Después de las montañas me fui a Port Antonio porque no sé quién dijo: Port Antonio.
Allí, descubrí la verdadera esencia de no hacer nada y no sentirte mal por ello, es muy tranquilo y estaba lleno de casas viejas pero de madera íntegramente, con porchecito y balancines como las de las películas. Era sentarse a observar la vida pasar, o ver cómo no pasa nada.
Me quedaba en un hostal de la colina central y no había nadie más… era muy cutre pero muy barato y a mi me encantaba. La madera crujía a cada paso y estaba pintado en rojo y colores vivos, se podía uno sentar y dormir en cualquier lugar, el porche lo mejor. Por las noches veia un poco la tele con los cuidadores y dueños, y observaba cómo ellos doblaban mientras yo intentaba entender el patois televisivo.
Lo único que hice fue acercarme un día a una playa, y mereció la pena.
LLegué tarde pero disfruté de la puesta de sol y de que sólo había locales y me parecía muy exótica y especial. Había un río emergente del suelo de agua dulce (si, como un cenote) y allí podías refrescarte después del baño salado. La gente se lavaba allí y el río desembocaba lindamente en el mar, en el lugar donde yo coloqué mis cosas para comer un poco de cenar y prepararme para la noche.
Me dieron las tantas hasta que conseguí sentirme cómodo después de explorar la zona y controlarla, la noche cayó pronto y no me dio tiempo a explorar con antelación y saber lo que me rodeaba. La parte de atrás era desconocida y me sentía observado por alguna razón.

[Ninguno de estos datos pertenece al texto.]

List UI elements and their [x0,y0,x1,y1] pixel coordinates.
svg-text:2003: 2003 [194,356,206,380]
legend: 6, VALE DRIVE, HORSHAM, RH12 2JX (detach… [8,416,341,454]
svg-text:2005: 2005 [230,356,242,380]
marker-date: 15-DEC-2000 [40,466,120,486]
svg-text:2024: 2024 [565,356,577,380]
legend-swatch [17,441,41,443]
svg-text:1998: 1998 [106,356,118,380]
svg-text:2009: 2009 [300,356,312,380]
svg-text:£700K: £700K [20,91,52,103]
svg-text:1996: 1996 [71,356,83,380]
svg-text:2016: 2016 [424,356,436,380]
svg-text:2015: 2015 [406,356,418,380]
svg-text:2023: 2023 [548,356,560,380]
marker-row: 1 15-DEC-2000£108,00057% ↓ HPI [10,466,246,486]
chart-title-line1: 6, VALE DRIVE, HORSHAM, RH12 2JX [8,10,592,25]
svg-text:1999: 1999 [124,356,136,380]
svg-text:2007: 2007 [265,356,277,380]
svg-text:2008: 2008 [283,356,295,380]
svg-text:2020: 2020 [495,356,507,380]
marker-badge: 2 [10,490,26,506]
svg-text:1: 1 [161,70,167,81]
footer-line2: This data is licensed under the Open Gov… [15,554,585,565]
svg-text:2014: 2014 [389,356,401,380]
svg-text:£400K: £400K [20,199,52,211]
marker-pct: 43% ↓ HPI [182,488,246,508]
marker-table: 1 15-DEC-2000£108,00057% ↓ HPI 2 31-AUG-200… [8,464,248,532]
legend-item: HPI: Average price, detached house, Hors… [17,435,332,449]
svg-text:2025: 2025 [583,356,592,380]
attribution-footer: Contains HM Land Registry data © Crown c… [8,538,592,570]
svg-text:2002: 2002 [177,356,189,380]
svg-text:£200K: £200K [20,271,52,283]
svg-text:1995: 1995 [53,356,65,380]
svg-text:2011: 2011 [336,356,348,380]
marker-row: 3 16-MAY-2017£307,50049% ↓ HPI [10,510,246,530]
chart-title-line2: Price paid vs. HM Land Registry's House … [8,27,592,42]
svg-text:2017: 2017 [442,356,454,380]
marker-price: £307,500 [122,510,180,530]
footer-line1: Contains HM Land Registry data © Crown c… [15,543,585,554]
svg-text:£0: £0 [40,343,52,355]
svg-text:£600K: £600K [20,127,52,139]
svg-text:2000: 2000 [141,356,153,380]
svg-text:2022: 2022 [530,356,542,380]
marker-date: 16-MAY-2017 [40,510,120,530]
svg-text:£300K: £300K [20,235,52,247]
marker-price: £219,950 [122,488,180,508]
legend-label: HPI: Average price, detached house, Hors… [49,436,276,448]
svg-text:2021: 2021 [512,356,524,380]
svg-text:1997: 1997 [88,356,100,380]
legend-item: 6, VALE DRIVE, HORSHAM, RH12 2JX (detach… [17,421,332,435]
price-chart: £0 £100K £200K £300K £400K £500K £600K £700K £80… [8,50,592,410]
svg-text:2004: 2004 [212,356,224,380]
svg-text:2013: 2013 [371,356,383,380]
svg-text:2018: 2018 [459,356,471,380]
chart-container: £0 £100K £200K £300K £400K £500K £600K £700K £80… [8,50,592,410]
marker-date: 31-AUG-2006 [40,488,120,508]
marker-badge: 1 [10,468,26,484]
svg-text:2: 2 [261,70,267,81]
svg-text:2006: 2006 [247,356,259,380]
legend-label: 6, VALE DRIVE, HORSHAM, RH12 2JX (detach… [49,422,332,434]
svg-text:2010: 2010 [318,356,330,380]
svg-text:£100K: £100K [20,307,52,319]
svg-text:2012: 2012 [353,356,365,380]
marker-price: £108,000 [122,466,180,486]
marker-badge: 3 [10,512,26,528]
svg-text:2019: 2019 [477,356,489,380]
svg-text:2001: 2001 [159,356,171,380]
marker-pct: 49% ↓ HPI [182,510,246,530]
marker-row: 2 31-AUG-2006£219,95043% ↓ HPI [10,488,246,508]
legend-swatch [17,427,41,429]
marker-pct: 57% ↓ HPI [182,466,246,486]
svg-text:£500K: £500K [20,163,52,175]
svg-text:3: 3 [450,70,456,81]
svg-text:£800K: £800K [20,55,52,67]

Después de un rato apareció un cuidador algo nervioso que no entendía por qué estaba allí tan tarde, que era peligroso para mí. Al ver que yo no reaccionaba temerariamente sino con dulzura y alegría de encontrarle, se relajó (eso dijo) y luego empezó a hablar de cosas más importantes que el echarme de allí o el pagar una tasa.
Media hora más tarde yacíamos los dos relajados, en su guarida de cuidador, charlando sobre cosas muy importantes en la vida, como el saber disfrutar de la naturaleza sin miedos y ser capaz de comunicarse con ella, confiar en ella y respetarla todo lo posible. Cosas que los dos compartíamos con fuerza, pues el hacía lo que yo hice esa noche todos los días: observarla, limpiarla, y sentirse cobijado por ella… Se atrevió a decir que los dos éramos especiales por ser capaces de ver ciertas cosas, y quisimos ser amigos por largo tiempo.
Al despedirnos, me pidió dinero. Le dí 100 dólares jamaicanos y no volvimos a vernos.